全生産台数の8%を割り当て
新エネ車規制が投げかける波紋

 自動車保有台数が急増している中国で、政府が打ち出した新エネルギー車(ニューエナジービークル=NEV)規制が自動車業界に波紋を投げかけている。これはすべての自動車メーカーに対し、EV(電気自動車)とPHEV(プラグインハイブリッド車)を一定割合で生産するよう義務づける規制で、中国政府は2018年からの導入を計画している。有力な実施案は、全生産台数の8%をNEV割り当て台数とし、EVならその4分の1に当たる2%、PHEVは4%を適用するという内容だ。

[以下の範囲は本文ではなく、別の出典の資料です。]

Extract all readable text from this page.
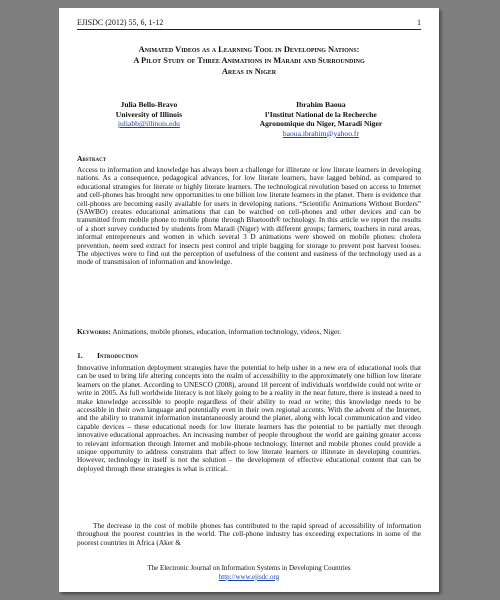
EJISDC (2012) 55, 6, 1-12	1
Animated Videos as a Learning Tool in Developing Nations:
A Pilot Study of Three Animations in Maradi and Surrounding
Areas in Niger
Julia Bello-Bravo
University of Illinois
juliabb@illinois.edu
Ibrahim Baoua
l’Institut National de la Recherche
Agronomique du Niger, Maradi Niger
baoua.ibrahim@yahoo.fr
Abstract
Access to information and knowledge has always been a challenge for illiterate or low literate learners in developing nations. As a consequence, pedagogical advances, for low literate learners, have lagged behind, as compared to educational strategies for literate or highly literate learners. The technological revolution based on access to Internet and cell-phones has brought new opportunities to one billion low literate learners in the planet. There is evidence that cell-phones are becoming easily available for users in developing nations. “Scientific Animations Without Borders” (SAWBO) creates educational animations that can be watched on cell-phones and other devices and can be transmitted from mobile phone to mobile phone through Bluetooth® technology. In this article we report the results of a short survey conducted by students from Maradi (Niger) with different groups; farmers, teachers in rural areas, informal entrepreneurs and women in which several 3 D animations were showed on mobile phones: cholera prevention, neem seed extract for insects pest control and triple bagging for storage to prevent post harvest looses. The objectives were to find out the perception of usefulness of the content and easiness of the technology used as a mode of transmission of information and knowledge.
Keywords: Animations, mobile phones, education, information technology, videos, Niger.
1. Introduction
Innovative information deployment strategies have the potential to help usher in a new era of educational tools that can be used to bring life altering concepts into the realm of accessibility to the approximately one billion low literate learners on the planet. According to UNESCO (2008), around 18 percent of individuals worldwide could not write or write in 2005. As full worldwide literacy is not likely going to be a reality in the near future, there is instead a need to make knowledge accessible to people regardless of their ability to read or write; this knowledge needs to be accessible in their own language and potentially even in their own regional accents. With the advent of the Internet, and the ability to transmit information instantaneously around the planet, along with local communication and video capable devices – these educational needs for low literate learners has the potential to be partially met through innovative educational approaches. An increasing number of people throughout the world are gaining greater access to relevant information through Internet and mobile-phone technology. Internet and mobile phones could provide a unique opportunity to address constraints that affect to low literate learners or illiterate in developing countries. However, technology in itself is not the solution – the development of effective educational content that can be deployed through these strategies is what is critical.
The decrease in the cost of mobile phones has contributed to the rapid spread of accessibility of information throughout the poorest countries in the world. The cell-phone industry has exceeding expectations in some of the poorest countries in Africa (Aker &
The Electronic Journal on Information Systems in Developing Countries
http://www.ejisdc.org
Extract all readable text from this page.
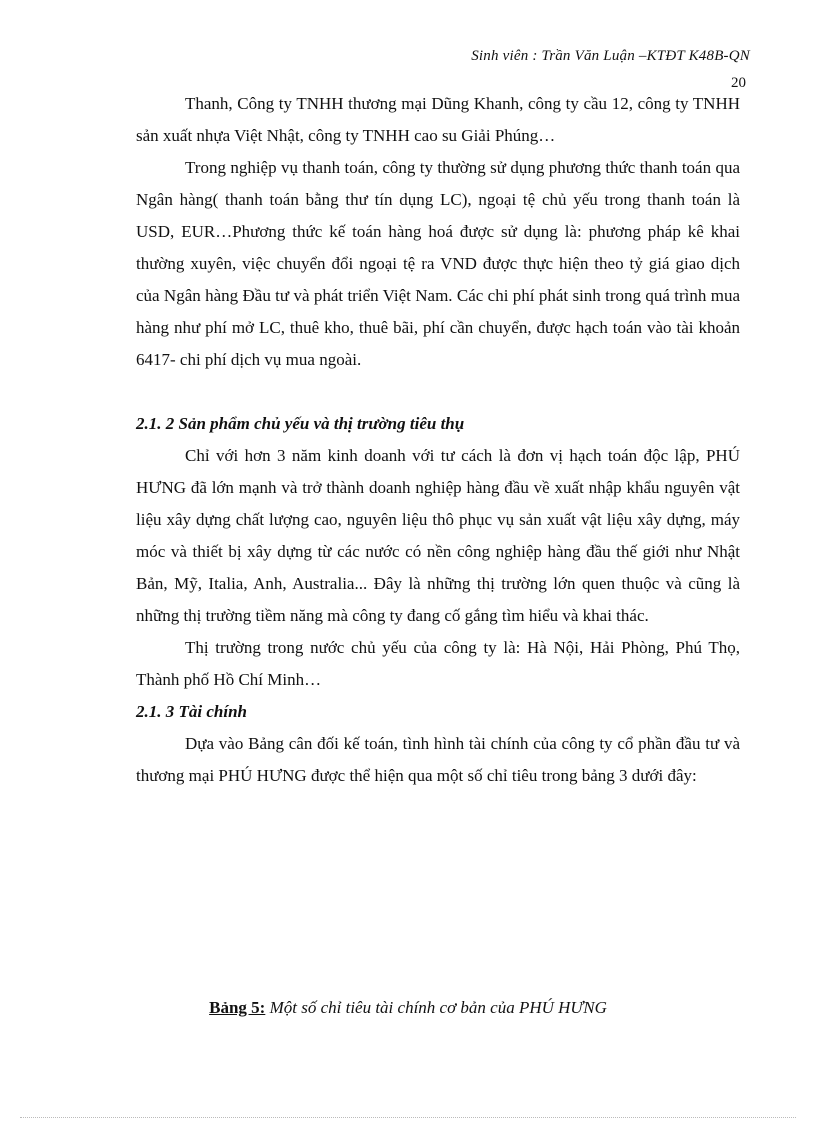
Sinh viên : Trần Văn Luận –KTĐT K48B-QN
20

Thanh, Công ty TNHH thương mại Dũng Khanh, công ty cầu 12, công ty TNHH sản xuất nhựa Việt Nhật, công ty TNHH cao su Giải Phúng…

Trong nghiệp vụ thanh toán, công ty thường sử dụng phương thức thanh toán qua Ngân hàng( thanh toán bằng thư tín dụng LC), ngoại tệ chủ yếu trong thanh toán là USD, EUR…Phương thức kế toán hàng hoá được sử dụng là: phương pháp kê khai thường xuyên, việc chuyển đổi ngoại tệ ra VND được thực hiện theo tỷ giá giao dịch của Ngân hàng Đầu tư và phát triển Việt Nam. Các chi phí phát sinh trong quá trình mua hàng như phí mở LC, thuê kho, thuê bãi, phí cần chuyển, được hạch toán vào tài khoản 6417- chi phí dịch vụ mua ngoài.

2.1. 2 Sản phẩm chủ yếu và thị trường tiêu thụ

Chỉ với hơn 3 năm kinh doanh với tư cách là đơn vị hạch toán độc lập, PHÚ HƯNG đã lớn mạnh và trở thành doanh nghiệp hàng đầu về xuất nhập khẩu nguyên vật liệu xây dựng chất lượng cao, nguyên liệu thô phục vụ sản xuất vật liệu xây dựng, máy móc và thiết bị xây dựng từ các nước có nền công nghiệp hàng đầu thế giới như Nhật Bản, Mỹ, Italia, Anh, Australia... Đây là những thị trường lớn quen thuộc và cũng là những thị trường tiềm năng mà công ty đang cố gắng tìm hiểu và khai thác.

Thị trường trong nước chủ yếu của công ty là: Hà Nội, Hải Phòng, Phú Thọ, Thành phố Hồ Chí Minh…

2.1. 3 Tài chính

Dựa vào Bảng cân đối kế toán, tình hình tài chính của công ty cổ phần đầu tư và thương mại PHÚ HƯNG được thể hiện qua một số chỉ tiêu trong bảng 3 dưới đây:

Bảng 5: Một số chỉ tiêu tài chính cơ bản của PHÚ HƯNG
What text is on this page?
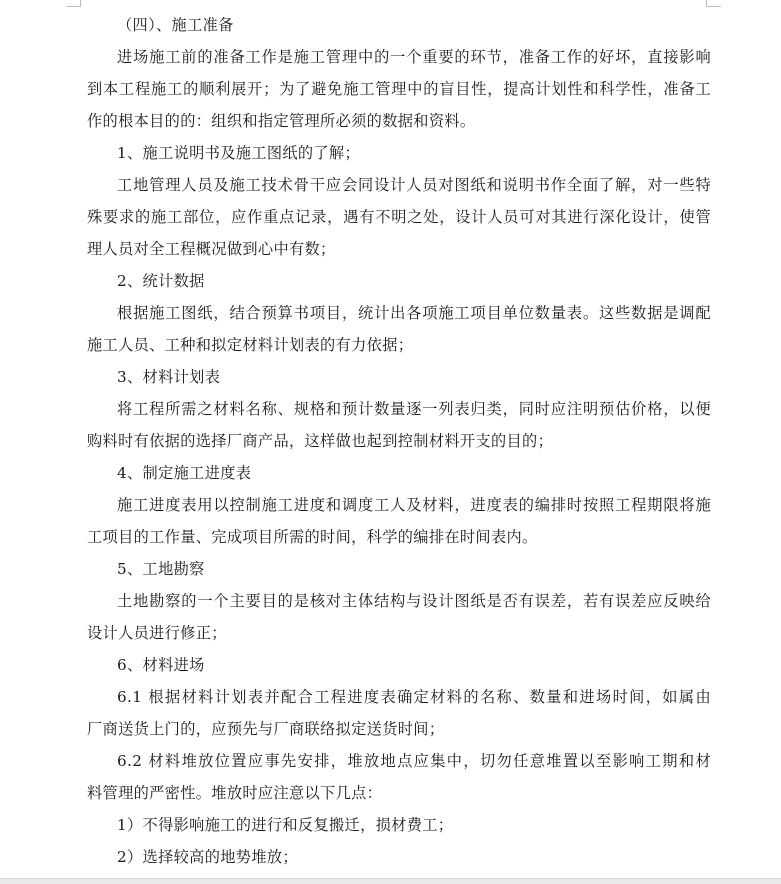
（四）、施工准备
进场施工前的准备工作是施工管理中的一个重要的环节，准备工作的好坏，直接影响
到本工程施工的顺利展开；为了避免施工管理中的盲目性，提高计划性和科学性，准备工
作的根本目的的：组织和指定管理所必须的数据和资料。
1、施工说明书及施工图纸的了解；
工地管理人员及施工技术骨干应会同设计人员对图纸和说明书作全面了解，对一些特
殊要求的施工部位，应作重点记录，遇有不明之处，设计人员可对其进行深化设计，使管
理人员对全工程概况做到心中有数；
2、统计数据
根据施工图纸，结合预算书项目，统计出各项施工项目单位数量表。这些数据是调配
施工人员、工种和拟定材料计划表的有力依据；
3、材料计划表
将工程所需之材料名称、规格和预计数量逐一列表归类，同时应注明预估价格，以便
购料时有依据的选择厂商产品，这样做也起到控制材料开支的目的；
4、制定施工进度表
施工进度表用以控制施工进度和调度工人及材料，进度表的编排时按照工程期限将施
工项目的工作量、完成项目所需的时间，科学的编排在时间表内。
5、工地勘察
土地勘察的一个主要目的是核对主体结构与设计图纸是否有误差，若有误差应反映给
设计人员进行修正；
6、材料进场
6.1 根据材料计划表并配合工程进度表确定材料的名称、数量和进场时间，如属由
厂商送货上门的，应预先与厂商联络拟定送货时间；
6.2 材料堆放位置应事先安排，堆放地点应集中，切勿任意堆置以至影响工期和材
料管理的严密性。堆放时应注意以下几点：
1）不得影响施工的进行和反复搬迁，损材费工；
2）选择较高的地势堆放；
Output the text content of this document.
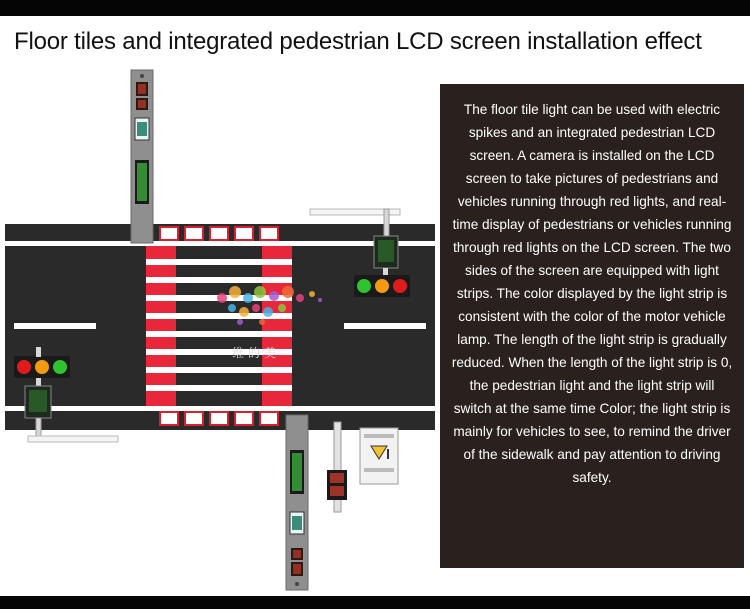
Floor tiles and integrated pedestrian LCD screen installation effect
维的美
The floor tile light can be used with electric spikes and an integrated pedestrian LCD screen. A camera is installed on the LCD screen to take pictures of pedestrians and vehicles running through red lights, and real-time display of pedestrians or vehicles running through red lights on the LCD screen. The two sides of the screen are equipped with light strips. The color displayed by the light strip is consistent with the color of the motor vehicle lamp. The length of the light strip is gradually reduced. When the length of the light strip is 0, the pedestrian light and the light strip will switch at the same time Color; the light strip is mainly for vehicles to see, to remind the driver of the sidewalk and pay attention to driving safety.
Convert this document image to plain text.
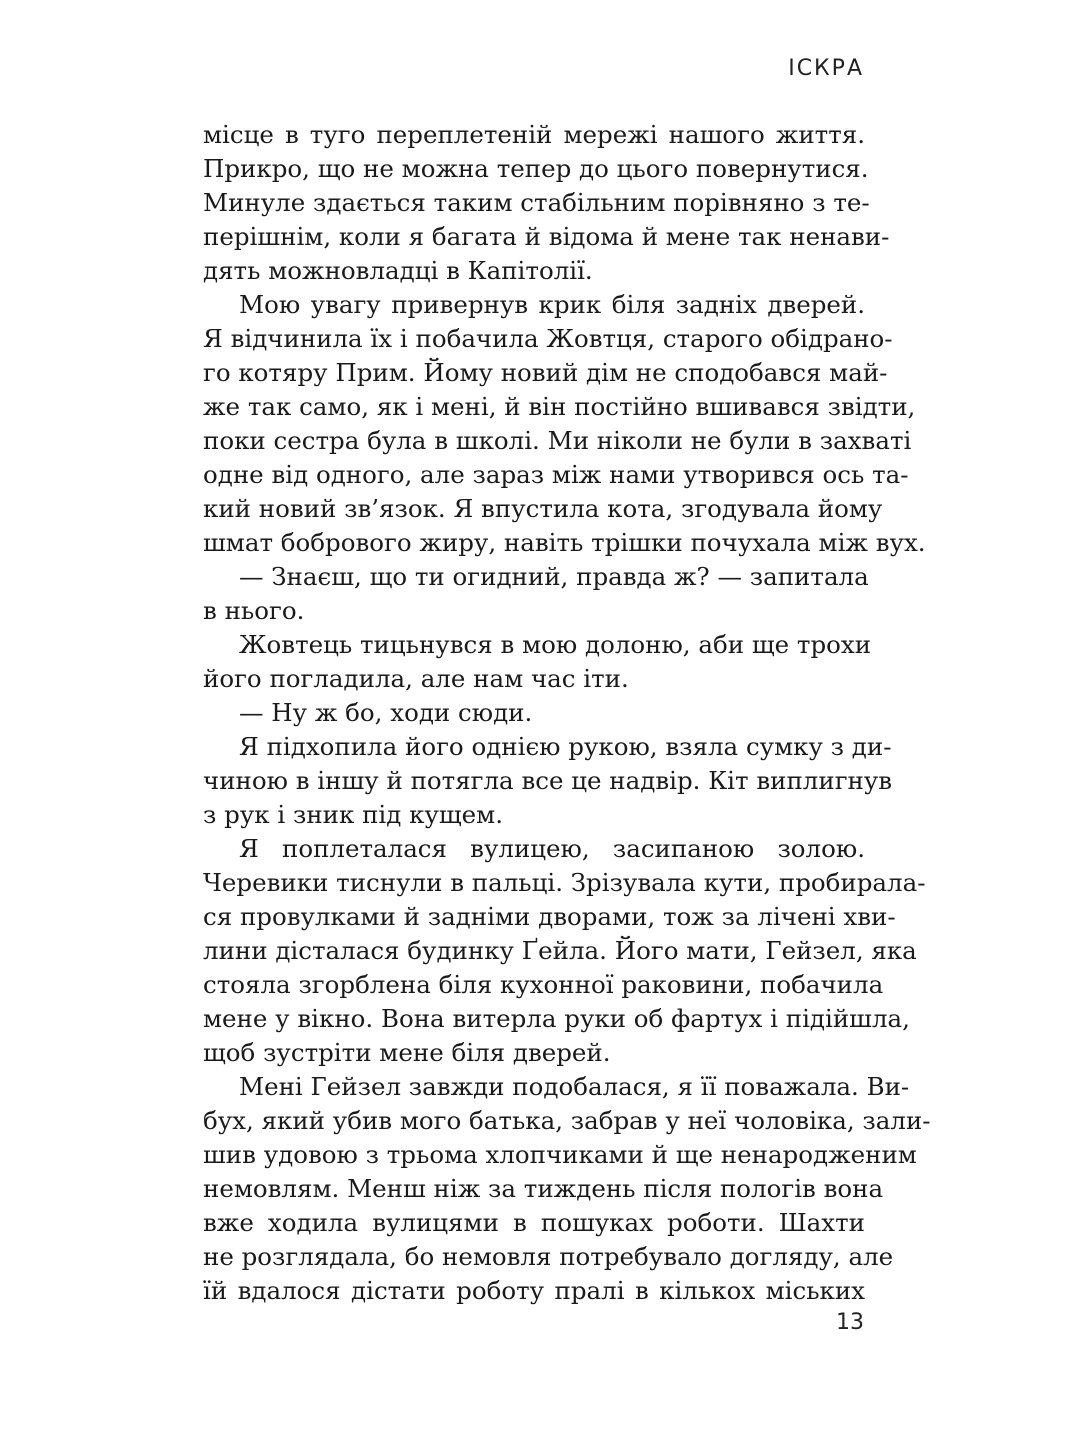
ІСКРА
місце в туго переплетеній мережі нашого життя.
Прикро, що не можна тепер до цього повернутися.
Минуле здається таким стабільним порівняно з те-
перішнім, коли я багата й відома й мене так ненави-
дять можновладці в Капітолії.
Мою увагу привернув крик біля задніх дверей.
Я відчинила їх і побачила Жовтця, старого обідрано-
го котяру Прим. Йому новий дім не сподобався май-
же так само, як і мені, й він постійно вшивався звідти,
поки сестра була в школі. Ми ніколи не були в захваті
одне від одного, але зараз між нами утворився ось та-
кий новий зв’язок. Я впустила кота, згодувала йому
шмат бобрового жиру, навіть трішки почухала між вух.
— Знаєш, що ти огидний, правда ж? — запитала
в нього.
Жовтець тицьнувся в мою долоню, аби ще трохи
його погладила, але нам час іти.
— Ну ж бо, ходи сюди.
Я підхопила його однією рукою, взяла сумку з ди-
чиною в іншу й потягла все це надвір. Кіт виплигнув
з рук і зник під кущем.
Я поплеталася вулицею, засипаною золою.
Черевики тиснули в пальці. Зрізувала кути, пробирала-
ся провулками й задніми дворами, тож за лічені хви-
лини дісталася будинку Ґейла. Його мати, Гейзел, яка
стояла згорблена біля кухонної раковини, побачила
мене у вікно. Вона витерла руки об фартух і підійшла,
щоб зустріти мене біля дверей.
Мені Гейзел завжди подобалася, я її поважала. Ви-
бух, який убив мого батька, забрав у неї чоловіка, зали-
шив удовою з трьома хлопчиками й ще ненародженим
немовлям. Менш ніж за тиждень після пологів вона
вже ходила вулицями в пошуках роботи. Шахти
не розглядала, бо немовля потребувало догляду, але
їй вдалося дістати роботу пралі в кількох міських
13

 NEV規制の検討段階ではHEV(ハイブリッド車)もその候補に入っていたが、最終的には除外され、FCEV(燃料電池車)とEV、PHEVをNEVに認定した。この決定の背景について専門家は「HEVは日本、欧州、米国の自動車メーカーや大手サプライヤー(部品メーカー)がすでに大量の特許を所有しているため、それを避けながら優れた性能を発揮するクルマ作りは難しい」と指摘している。

 中国政府は、いたずらな競争が「無駄な二重投資になる」とし、NEV分野への新規参入をライセンス制にすることを決めた。中国発展改革委員会によると、すでにライセンス認定した自動車メーカーは国営の北京汽車、江鈴(こうれい)汽車、福建汽車などで、認定に当たっては研究開発能力、生産能力、アフターサービス体制などを精査するという。一方、すでにNEVを生産している自動車メーカーはBYD(バイド)オート(比亜迪汽車)、上海汽車集団などがあり、ライセンス申請中のメーカーにはVWの新規合弁事業などがある。申請状況の詳細は明らかにされていないが、すでに年産50万台程度のNEVを中国国内で量産可能だという。